The First Successful Heart-Lung Transplant in a Korean Child with Humidifier Disinfectant-Associated Interstitial Lung Disease

Won Kyoung Jhang 1, Seong Jong Park 1, Eun Lee 1, Song I Yang 1, Soo Jong Hong 1, Ju-Hee Seo 2, Hyung-Young Kim 3, Jeong-Jun Park 4, Tae-Jin Yun 4, Hyeong Ryul Kim 4, Yong-Hee Kim 4, Dong Kwan Kim 4, Seung-Il Park 4, Sang-Oh Lee 5, Sang-Bum Hong 6, Tae-Sun Shim 6, In-Cheol Choi 7, Jinho Yu 1,
PMCID: PMC4835612  PMID: 27134508

Abstract

From 2006 to 2011, an outbreak of a particular type of childhood interstitial lung disease occurred in Korea. The condition was intractable and progressed to severe respiratory failure, with a high mortality rate. Moreover, in several familial cases, the disease affected young women and children simultaneously. Epidemiologic, animal, and post-interventional studies identified the cause as inhalation of humidifier disinfectants. Here, we report a 4-year-old girl who suffered from severe progressive respiratory failure. She could survive by 100 days of extracorporeal membrane oxygenation support and finally, underwent heart-lung transplantation. This is the first successful pediatric heart-lung transplantation carried out in Korea.

Keywords: Heart-Lung Transplantation, Extracorporeal Membrane Oxygenation, Interstitial Lung Disease, Inhalation Exposure

Graphical Abstract

graphic file with name jkms-31-817-ab001.jpg

INTRODUCTION

Children’s interstitial lung disease (chILD) comprises a group of heterogeneous lung conditions characterized by diffuse lung pathology and disordered gas exchange, resulting in high morbidity and mortality (1,2,3). Recently, we reported 16 cases of a particular type of chILD that occurred between 2006 and 2011 in Korea, initially presenting with mild symptoms suggestive of a respiratory infection but rapidly progressing to respiratory failure with a high mortality rate (44%) (4). In addition, two familial cases with the same clinical manifestations were reported (5). Pathologic findings of centrilobular bronchiolar destruction and alveolar damage with fibrosis suggested interstitial lung disease (ILD), possibly associated with inhalation toxicity (6). Epidemiologic and animal studies identified humidifier disinfectants (HD) as a likely cause of this fatal lung disease (7,8,9). Indeed, no new cases were identified during the 2 years after humidifier disinfectants were removed from markets (6).

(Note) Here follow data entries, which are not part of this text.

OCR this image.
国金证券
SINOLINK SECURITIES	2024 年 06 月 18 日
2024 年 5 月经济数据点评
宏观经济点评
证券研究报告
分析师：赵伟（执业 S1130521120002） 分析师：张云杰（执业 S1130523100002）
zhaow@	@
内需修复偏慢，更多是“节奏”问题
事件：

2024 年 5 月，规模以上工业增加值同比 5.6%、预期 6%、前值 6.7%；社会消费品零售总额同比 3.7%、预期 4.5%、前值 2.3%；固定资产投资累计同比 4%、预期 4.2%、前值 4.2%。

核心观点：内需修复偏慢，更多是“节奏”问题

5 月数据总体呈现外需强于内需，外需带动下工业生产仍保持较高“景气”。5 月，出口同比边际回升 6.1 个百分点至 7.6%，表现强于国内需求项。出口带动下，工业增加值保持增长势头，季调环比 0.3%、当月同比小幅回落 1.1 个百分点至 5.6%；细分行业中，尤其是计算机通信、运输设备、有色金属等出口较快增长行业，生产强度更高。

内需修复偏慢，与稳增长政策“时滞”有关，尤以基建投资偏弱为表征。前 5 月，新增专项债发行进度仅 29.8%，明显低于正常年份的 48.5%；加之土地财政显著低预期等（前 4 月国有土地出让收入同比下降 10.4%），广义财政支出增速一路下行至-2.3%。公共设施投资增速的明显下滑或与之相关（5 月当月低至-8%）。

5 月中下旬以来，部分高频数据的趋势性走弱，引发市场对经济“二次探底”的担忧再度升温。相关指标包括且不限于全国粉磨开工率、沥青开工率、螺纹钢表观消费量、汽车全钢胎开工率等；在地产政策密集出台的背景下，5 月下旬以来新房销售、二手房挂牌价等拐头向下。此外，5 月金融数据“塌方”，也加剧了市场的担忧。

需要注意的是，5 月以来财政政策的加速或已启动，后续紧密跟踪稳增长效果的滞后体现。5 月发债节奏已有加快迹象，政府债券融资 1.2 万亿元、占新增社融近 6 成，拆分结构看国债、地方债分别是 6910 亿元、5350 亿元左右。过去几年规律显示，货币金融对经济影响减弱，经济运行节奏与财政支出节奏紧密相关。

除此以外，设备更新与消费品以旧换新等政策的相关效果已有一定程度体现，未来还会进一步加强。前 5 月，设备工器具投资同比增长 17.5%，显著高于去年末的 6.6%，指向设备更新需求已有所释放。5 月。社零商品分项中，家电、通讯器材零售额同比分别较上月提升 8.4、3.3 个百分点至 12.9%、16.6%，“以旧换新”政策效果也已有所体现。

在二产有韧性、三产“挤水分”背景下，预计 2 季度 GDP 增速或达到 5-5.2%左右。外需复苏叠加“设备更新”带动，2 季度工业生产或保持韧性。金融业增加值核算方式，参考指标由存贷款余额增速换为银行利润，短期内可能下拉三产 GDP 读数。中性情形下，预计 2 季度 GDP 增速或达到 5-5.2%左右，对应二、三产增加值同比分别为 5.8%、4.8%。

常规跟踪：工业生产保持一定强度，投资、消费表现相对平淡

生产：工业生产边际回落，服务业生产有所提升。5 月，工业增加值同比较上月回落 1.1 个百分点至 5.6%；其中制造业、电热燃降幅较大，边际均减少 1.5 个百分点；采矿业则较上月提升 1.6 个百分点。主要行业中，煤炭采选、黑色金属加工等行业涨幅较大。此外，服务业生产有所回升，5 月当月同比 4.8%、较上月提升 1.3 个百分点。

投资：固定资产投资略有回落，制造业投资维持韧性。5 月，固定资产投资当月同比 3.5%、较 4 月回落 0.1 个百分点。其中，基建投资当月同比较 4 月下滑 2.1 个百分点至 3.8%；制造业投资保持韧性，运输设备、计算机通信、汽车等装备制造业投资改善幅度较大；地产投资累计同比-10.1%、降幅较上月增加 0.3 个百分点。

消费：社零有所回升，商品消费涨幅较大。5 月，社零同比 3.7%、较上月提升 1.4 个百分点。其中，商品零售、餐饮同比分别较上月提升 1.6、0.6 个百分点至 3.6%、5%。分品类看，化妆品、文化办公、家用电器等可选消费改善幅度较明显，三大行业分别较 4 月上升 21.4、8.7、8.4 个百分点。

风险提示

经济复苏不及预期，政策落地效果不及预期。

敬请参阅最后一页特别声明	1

Here, we report a child with irreversible respiratory failure caused by HD-associated ILD who underwent heart-lung transplantation after a long period of extracorporeal membrane oxygenation (ECMO) support. This is the first documented case of pediatric heart-lung transplantation in Korea.

CASE DESCRIPTION

A 4-year-old girl was transferred to our hospital with a 2-month history of progressive respiratory problems. Initially, she developed a mild dry cough with no underlying lung disease. However, she developed dyspnea and tachypnea about 2 weeks after initial symptom onset, which became progressively worse and necessitated admission to a tertiary hospital to which her mother and 1-year-old sister had been admitted several days earlier suffering from similar symptoms. The patient was initially diagnosed with chILD of unknown origin and was treated with methyl prednisolone, hydroxychloroquine, and cyclophosphamide. However, the clinical symptoms and radiologic findings worsened (Fig. 1), which brought her to our hospital at June 11th, 2011. Unfortunately, her younger sister could not be transferred and expired one week after her transfer. The patient and her family members had used HD which-contained polyhexamethylene-guanidine (PHMG) as one of components.

Fig. 1.

Fig. 1

Serial follow-up of radiologic examination before transfer to our hospital. (A) Initial chest x-ray showed normal chest radiography. (B) Chest radiograph taken one month after symptom develop revealed diffuse haziness in both lung field. (C) Diffuse reticulo-nodular opacities in both lung fields were aggravated and pneumomediastinum along the bilateral mediastinum were developed after two months. (D) A high-resolution CT scan performed 2 weeks after symptom onset revealed peribronchial and subpelural consolidation, especially in dependent portion of both lower lobes. (E) A follow-up CT scan performed 2 months later showed increased diffuse ground glass opacities with traction bronchiectasis and cystic lesions in both lungs. Pulmonary interstitial emphysema in the left lower lobe and pneumomediastinum also detected.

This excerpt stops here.